In May 1999, the Faculty of Law at Chulalongkorn University will begin a Master of Laws (LLM) program, taught in English, in partnership with law faculties at the University of Victoria, UBC and the University of Kyushu in Japan. Two faculty members from each partner institution will teach for month-long stints each year at Chulalongkorn. The master's program, oriented to business law, will include environmental law issues, intellectual property law and international trade law.
"Our faculty has exchanges with a number of schools but has never been able to exchange with Thailand because of the language barrier," says Douglas Sanders, a UBC law professor and faculty liaison to Chulalongkorn.
The proposed 10-month program will have a student body of about 20 students, drawn from the four universities.

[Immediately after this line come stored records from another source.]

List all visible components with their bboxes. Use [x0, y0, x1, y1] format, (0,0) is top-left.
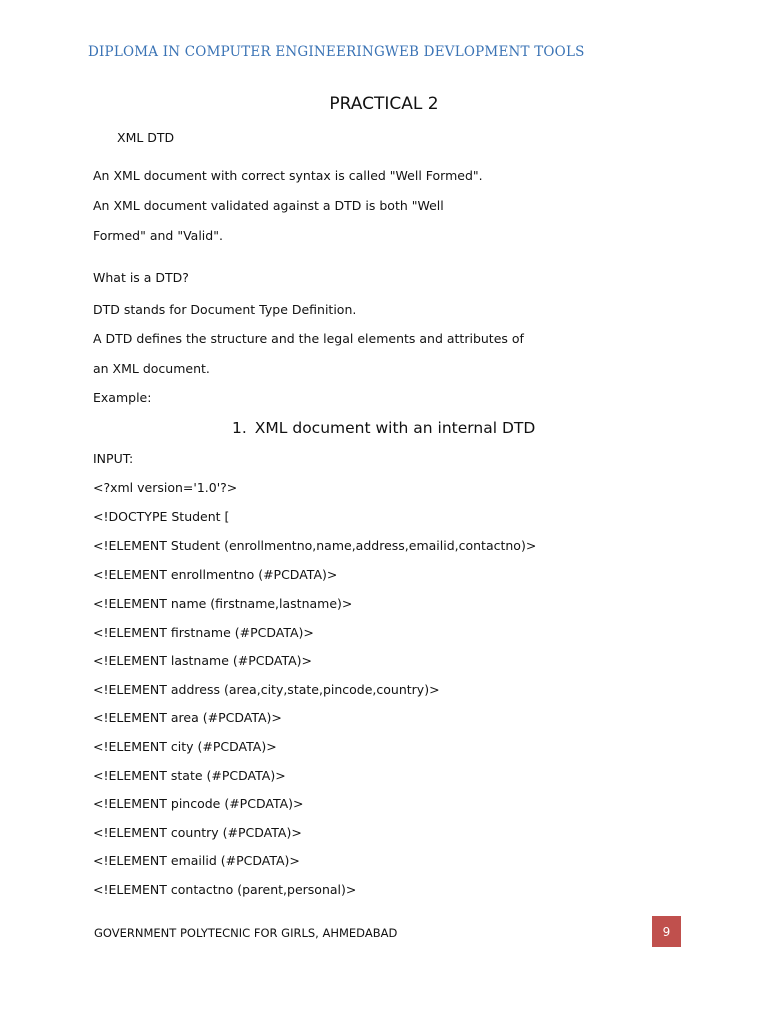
- intro-line-1: An XML document with correct syntax is called "Well Formed".: [93, 168, 483, 183]
- code-line: <!ELEMENT firstname (#PCDATA)>: [93, 625, 314, 640]
- code-line: <?xml version='1.0'?>: [93, 480, 238, 495]
- running-header: DIPLOMA IN COMPUTER ENGINEERINGWEB DEVLOPMENT TOOLS: [88, 44, 585, 60]
- input-label: INPUT:: [93, 451, 134, 466]
- definition-line-2: A DTD defines the structure and the legal elements and attributes of: [93, 331, 524, 346]
- footer-institution: GOVERNMENT POLYTECNIC FOR GIRLS, AHMEDABAD: [94, 926, 398, 940]
- code-line: <!ELEMENT Student (enrollmentno,name,address,emailid,contactno)>: [93, 538, 537, 553]
- code-line: <!ELEMENT contactno (parent,personal)>: [93, 882, 357, 897]
- page-title: PRACTICAL 2: [329, 94, 439, 114]
- example-heading-text: XML document with an internal DTD: [254, 419, 536, 437]
- code-line: <!ELEMENT enrollmentno (#PCDATA)>: [93, 567, 338, 582]
- intro-line-2: An XML document validated against a DTD is both "Well: [93, 198, 444, 213]
- subtopic-heading: XML DTD: [117, 130, 175, 145]
- definition-line-1: DTD stands for Document Type Definition.: [93, 302, 357, 317]
- question-heading: What is a DTD?: [93, 270, 189, 285]
- code-line: <!ELEMENT city (#PCDATA)>: [93, 739, 277, 754]
- code-line: <!ELEMENT lastname (#PCDATA)>: [93, 653, 313, 668]
- code-line: <!ELEMENT country (#PCDATA)>: [93, 825, 302, 840]
- example-label: Example:: [93, 390, 152, 405]
- example-heading: [232, 419, 535, 437]
- intro-line-3: Formed" and "Valid".: [93, 228, 223, 243]
- code-line: <!ELEMENT state (#PCDATA)>: [93, 768, 286, 783]
- code-line: <!ELEMENT emailid (#PCDATA)>: [93, 853, 300, 868]
- page-number-badge: 9: [652, 916, 681, 947]
- code-line: <!ELEMENT name (firstname,lastname)>: [93, 596, 353, 611]
- code-line: <!ELEMENT area (#PCDATA)>: [93, 710, 282, 725]
- code-line: <!DOCTYPE Student [: [93, 509, 230, 524]
- code-line: <!ELEMENT address (area,city,state,pincode,country)>: [93, 682, 440, 697]
- definition-line-3: an XML document.: [93, 361, 210, 376]
- code-line: <!ELEMENT pincode (#PCDATA)>: [93, 796, 304, 811]
- example-heading-number: 1.: [232, 419, 247, 437]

Sanders, who has taught constitutional law for close to 30 years, initiated talks with Chulalongkorn in February after presenting a seminar at the university which is located in central Bangkok. An agreement was reached in principle on UBC participation in the English-language LLM program following his second visit. An official memorandum of understanding was signed by UBC's Dean of Law Lynn Smith last month.
"It's a tremendous opportunity for faculty and students," says Sanders.
Chulalongkorn University, Thailand's most prestigious post secondary institution, was founded in 1917 by King Rama VI.